The Body Remembers is aware of its limits, and this lends a directness to its storytelling. The production is sparse and tactfully avoids fanciful flashback sequences or camera flourishes. I also noted an apt absence of sentimentality about landscape. (Canadian television and film projects about Indigenous characters or topics helmed by non-Indigenous makers seem often to use scenic establishing shots as shorthand for establishing identity and place.) Instead, the film is set in a close and highly contained urban, human sphere. Shots roil with intensity, beckoning the viewer in.
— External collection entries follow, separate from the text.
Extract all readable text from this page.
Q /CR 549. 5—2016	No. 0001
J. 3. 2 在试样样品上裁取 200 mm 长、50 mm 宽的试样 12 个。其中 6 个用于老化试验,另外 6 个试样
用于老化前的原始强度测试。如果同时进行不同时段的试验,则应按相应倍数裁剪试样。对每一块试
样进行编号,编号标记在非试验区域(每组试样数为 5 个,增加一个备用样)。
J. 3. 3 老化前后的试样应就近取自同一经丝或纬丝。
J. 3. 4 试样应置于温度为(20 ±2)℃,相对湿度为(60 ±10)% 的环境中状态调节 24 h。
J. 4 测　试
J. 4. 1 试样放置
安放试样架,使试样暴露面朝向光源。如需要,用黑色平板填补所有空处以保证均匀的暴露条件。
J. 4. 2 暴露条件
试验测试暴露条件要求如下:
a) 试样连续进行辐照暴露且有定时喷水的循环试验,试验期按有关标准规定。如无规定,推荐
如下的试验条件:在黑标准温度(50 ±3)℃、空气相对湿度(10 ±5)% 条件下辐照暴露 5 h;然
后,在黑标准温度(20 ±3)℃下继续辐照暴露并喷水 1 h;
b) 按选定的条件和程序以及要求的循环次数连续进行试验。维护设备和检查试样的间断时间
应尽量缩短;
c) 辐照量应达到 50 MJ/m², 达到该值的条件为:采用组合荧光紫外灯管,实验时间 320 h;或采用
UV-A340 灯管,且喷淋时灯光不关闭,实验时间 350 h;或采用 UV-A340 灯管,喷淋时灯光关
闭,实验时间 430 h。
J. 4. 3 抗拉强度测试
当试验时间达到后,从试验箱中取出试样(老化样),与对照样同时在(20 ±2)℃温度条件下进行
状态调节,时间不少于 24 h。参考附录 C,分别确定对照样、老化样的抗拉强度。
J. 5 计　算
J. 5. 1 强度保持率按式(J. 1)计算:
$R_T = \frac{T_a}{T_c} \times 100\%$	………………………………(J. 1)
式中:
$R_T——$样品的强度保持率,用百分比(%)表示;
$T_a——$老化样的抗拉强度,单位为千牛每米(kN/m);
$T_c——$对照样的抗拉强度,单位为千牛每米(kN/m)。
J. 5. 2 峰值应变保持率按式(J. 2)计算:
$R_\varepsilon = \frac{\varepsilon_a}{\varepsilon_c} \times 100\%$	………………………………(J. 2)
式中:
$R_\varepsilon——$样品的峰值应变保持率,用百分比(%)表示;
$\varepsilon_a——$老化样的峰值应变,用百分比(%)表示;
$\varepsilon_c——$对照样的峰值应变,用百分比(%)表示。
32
There are no moralizing shortcuts or incentives for passing premature judgment. By thoughtfully abstaining from manufactured catharsis or generalisations about womanly bonds or trauma, The Body Remembers centres the vast challenges inherent to interpersonal recognition and support. Read in this light, the film’s andante rhythms make all the more sense. Tailfeathers and Hepburn disavow spectacle to offer humane glimpses, chronicling the insidious presence of trauma.